Mr. Durkan, one of the key architects and negotiators of the international peace settlement of 1998, said Britain has failed to fulfil many promises and pledges of 23 years ago.
He made the observation at a meeting of the Northern Ireland (Ministers, Elections and Petitions of Concern) Bill Committee at Westminster this week.
Labour MP Alex Davies-Jones asked: "So much of the Good Friday agreement, which you helped to negotiate, is still not implemented. How important do you believe that this failure to implement key elements such as a Bill of Rights has been to damaging the sustainability of the peace process?"
The former Foyle MP said: "I think it has damaged it hugely. For too long, Governments and others have tried to pretend it is as though the tyre is only flat at the bottom whenever we do not have the rights, provisions and promises of the Good Friday agreement upheld and implemented.
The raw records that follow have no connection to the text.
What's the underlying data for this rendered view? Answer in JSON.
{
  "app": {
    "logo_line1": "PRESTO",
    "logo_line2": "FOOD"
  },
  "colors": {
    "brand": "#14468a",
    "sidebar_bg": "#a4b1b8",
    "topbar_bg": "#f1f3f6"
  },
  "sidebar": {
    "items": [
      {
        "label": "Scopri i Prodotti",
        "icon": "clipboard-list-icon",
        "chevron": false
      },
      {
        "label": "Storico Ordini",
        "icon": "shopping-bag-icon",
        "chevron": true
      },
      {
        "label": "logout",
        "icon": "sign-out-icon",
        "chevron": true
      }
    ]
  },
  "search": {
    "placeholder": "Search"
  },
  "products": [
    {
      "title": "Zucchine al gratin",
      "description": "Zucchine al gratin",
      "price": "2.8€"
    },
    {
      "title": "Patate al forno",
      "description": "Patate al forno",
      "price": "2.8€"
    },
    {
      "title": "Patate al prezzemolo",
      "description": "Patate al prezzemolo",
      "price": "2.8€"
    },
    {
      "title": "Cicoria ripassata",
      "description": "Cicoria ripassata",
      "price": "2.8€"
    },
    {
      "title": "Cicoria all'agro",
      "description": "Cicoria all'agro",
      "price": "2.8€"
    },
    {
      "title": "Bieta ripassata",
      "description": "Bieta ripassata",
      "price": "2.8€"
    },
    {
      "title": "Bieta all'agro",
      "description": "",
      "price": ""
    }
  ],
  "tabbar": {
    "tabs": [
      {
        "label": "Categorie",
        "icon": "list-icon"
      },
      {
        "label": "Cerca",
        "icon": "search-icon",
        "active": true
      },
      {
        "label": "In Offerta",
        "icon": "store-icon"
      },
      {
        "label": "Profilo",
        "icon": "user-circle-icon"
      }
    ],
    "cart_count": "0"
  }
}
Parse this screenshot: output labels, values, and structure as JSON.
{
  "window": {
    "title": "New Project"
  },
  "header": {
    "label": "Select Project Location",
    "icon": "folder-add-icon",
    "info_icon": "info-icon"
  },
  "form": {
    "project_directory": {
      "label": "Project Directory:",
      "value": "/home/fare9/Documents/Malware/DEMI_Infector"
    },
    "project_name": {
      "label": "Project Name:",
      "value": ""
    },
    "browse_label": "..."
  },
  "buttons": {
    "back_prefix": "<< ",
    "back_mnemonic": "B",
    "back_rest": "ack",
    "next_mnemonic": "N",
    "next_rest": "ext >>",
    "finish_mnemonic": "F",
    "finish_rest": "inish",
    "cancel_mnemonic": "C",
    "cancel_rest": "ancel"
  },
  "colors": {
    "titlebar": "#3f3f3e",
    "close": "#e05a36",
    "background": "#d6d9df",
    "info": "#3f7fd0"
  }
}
"It is not just that the Bill of Rights has not been implemented; we have seen regression in recent years because there were absolutely explicit commitments in the Good Friday agreement to the European convention on human rights, of it being accessible in the domestic courts in Northern Ireland and that it could be used specifically to allow the courts to strike down legislation in the Assembly."
Mr. Durkan recalled how the late former Labour Secretary of State for the north Mo Mowlam had focused on rights, equal rights, equality and other safeguards.
He said she had helped deliver a strong Equality Commission and Human Rights Commission for the north.
"The fact is that subsequent Governments adopted a position that said: 'Well, we’re not really going to move on a Bill of Rights unless there is total agreement among the parties.'
"The way the Good Friday agreement was written, it charged Westminster with the responsibility to legislate for a Bill of Rights, on top of its commitment to ensure that the European convention on human rights would apply to all public authorities and bodies.
"We did not get to follow through on that as far as the additional provisions of a Bill of Rights alongside the European convention is concerned, but in the post-Brexit legislation, we have seen holes being drilled into the commitments that are made there to the European convention on human rights.
"Now, Ministers of the Crown have powers—it is almost like a form of direct overrule—to supersede decisions and choices at the devolved level in the name, for instance, of protecting the internal market of the UK.
"Those decisions can completely ignore any concerns around the European convention on human rights and a public body is actually forbidden to cite concerns about the European convention on human rights as to why it would not comply with what a Minister of the Crown has said. We have gone well off-road in what was envisaged in the Good Friday agreement in respect of rights," Mr. Durkan declared.